Summary: An exploration of how the stories that Movies and TV tell us teach us about what it means to be human in a secular world. (With lots of reference to Charles Taylor)
I have referenced the web magazine Christ and Pop Culture a number of times over the past couple years that I have been a subscriber. I am going to do it yet again. Alissa Wilkinson is a movie critic at Vox (formerly at Christianity Today) and a professor of English and Humanities at King’s College in New York City. She also is a member of the CAPC private Facebook group and I have learned a ton about good criticism from reading her movie reviews and other writing.
After my recent Great Course exploration of modern Philosophy I decided to pick up How to Survive the Apocalypse: Zombies, Faith and Politics at the End of the World. The title may not really describe it well, but this a perfect example of why the magazine Christ and Pop Culture exists.
Christianity can sometimes ignore the importance of stories, in spite of the fact that Jesus (and the bible) seem to have primarily taught through stories. The Great Courses lecture on modern philosophy was occationally hard to track because it did not ground the philosophy enough in experiential examples so that the listener could understand why a particular philosophical idea mattered.

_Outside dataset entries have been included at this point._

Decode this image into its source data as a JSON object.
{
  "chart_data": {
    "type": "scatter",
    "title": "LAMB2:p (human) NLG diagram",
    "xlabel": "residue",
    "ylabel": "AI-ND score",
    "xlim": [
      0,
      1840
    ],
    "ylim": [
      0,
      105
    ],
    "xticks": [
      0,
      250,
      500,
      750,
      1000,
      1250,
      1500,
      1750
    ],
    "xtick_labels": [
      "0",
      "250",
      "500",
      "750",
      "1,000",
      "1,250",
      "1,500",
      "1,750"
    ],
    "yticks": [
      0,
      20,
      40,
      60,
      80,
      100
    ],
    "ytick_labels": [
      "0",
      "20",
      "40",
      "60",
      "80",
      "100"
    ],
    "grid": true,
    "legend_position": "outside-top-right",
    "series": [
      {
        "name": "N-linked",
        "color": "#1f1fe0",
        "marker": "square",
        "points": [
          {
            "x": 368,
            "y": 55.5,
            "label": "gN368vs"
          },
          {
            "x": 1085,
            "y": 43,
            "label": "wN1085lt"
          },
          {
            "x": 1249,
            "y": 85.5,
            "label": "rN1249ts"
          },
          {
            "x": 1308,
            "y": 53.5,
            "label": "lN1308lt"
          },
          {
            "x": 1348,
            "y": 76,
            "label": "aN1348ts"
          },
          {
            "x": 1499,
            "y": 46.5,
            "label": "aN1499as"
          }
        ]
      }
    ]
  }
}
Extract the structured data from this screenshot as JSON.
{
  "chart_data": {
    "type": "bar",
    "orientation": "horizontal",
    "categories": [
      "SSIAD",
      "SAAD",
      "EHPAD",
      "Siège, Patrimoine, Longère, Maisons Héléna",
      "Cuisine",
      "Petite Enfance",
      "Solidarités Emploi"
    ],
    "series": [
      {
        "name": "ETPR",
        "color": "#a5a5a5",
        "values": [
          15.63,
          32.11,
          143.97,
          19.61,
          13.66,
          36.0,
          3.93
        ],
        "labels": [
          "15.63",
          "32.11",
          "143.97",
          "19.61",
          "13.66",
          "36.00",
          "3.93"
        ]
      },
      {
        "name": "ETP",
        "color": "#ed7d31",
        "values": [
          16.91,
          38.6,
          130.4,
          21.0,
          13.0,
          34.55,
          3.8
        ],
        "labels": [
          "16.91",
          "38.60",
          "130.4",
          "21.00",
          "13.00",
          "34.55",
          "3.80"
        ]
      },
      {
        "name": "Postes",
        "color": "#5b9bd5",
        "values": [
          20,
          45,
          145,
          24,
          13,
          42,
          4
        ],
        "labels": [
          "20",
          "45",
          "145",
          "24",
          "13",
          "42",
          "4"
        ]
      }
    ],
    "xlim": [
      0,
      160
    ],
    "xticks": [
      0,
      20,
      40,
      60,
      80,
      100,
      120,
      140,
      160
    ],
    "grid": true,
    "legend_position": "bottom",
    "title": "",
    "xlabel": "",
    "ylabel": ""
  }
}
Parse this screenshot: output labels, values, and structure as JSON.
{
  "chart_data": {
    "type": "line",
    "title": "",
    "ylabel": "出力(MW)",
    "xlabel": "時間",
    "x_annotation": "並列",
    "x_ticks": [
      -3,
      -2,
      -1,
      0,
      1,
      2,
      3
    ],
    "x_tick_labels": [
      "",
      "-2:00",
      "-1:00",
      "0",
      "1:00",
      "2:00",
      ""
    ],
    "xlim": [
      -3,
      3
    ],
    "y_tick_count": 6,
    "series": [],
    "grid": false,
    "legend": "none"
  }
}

Wilkinson and her co-writer Robert Joustra have grounded their discussion of philosophy in the recent TV and movie obsession with the apocalypse and dystopian stories. Long explorations of Battlestar Galactica, the Walking Dead, Mad Men, Breaking Bad and a number of other shows give context to philosophy so that the reader can understand not only the philosophy being explored but also can understand how good media criticism can give insights into the stories in a way that isn’t possible with just casual watching.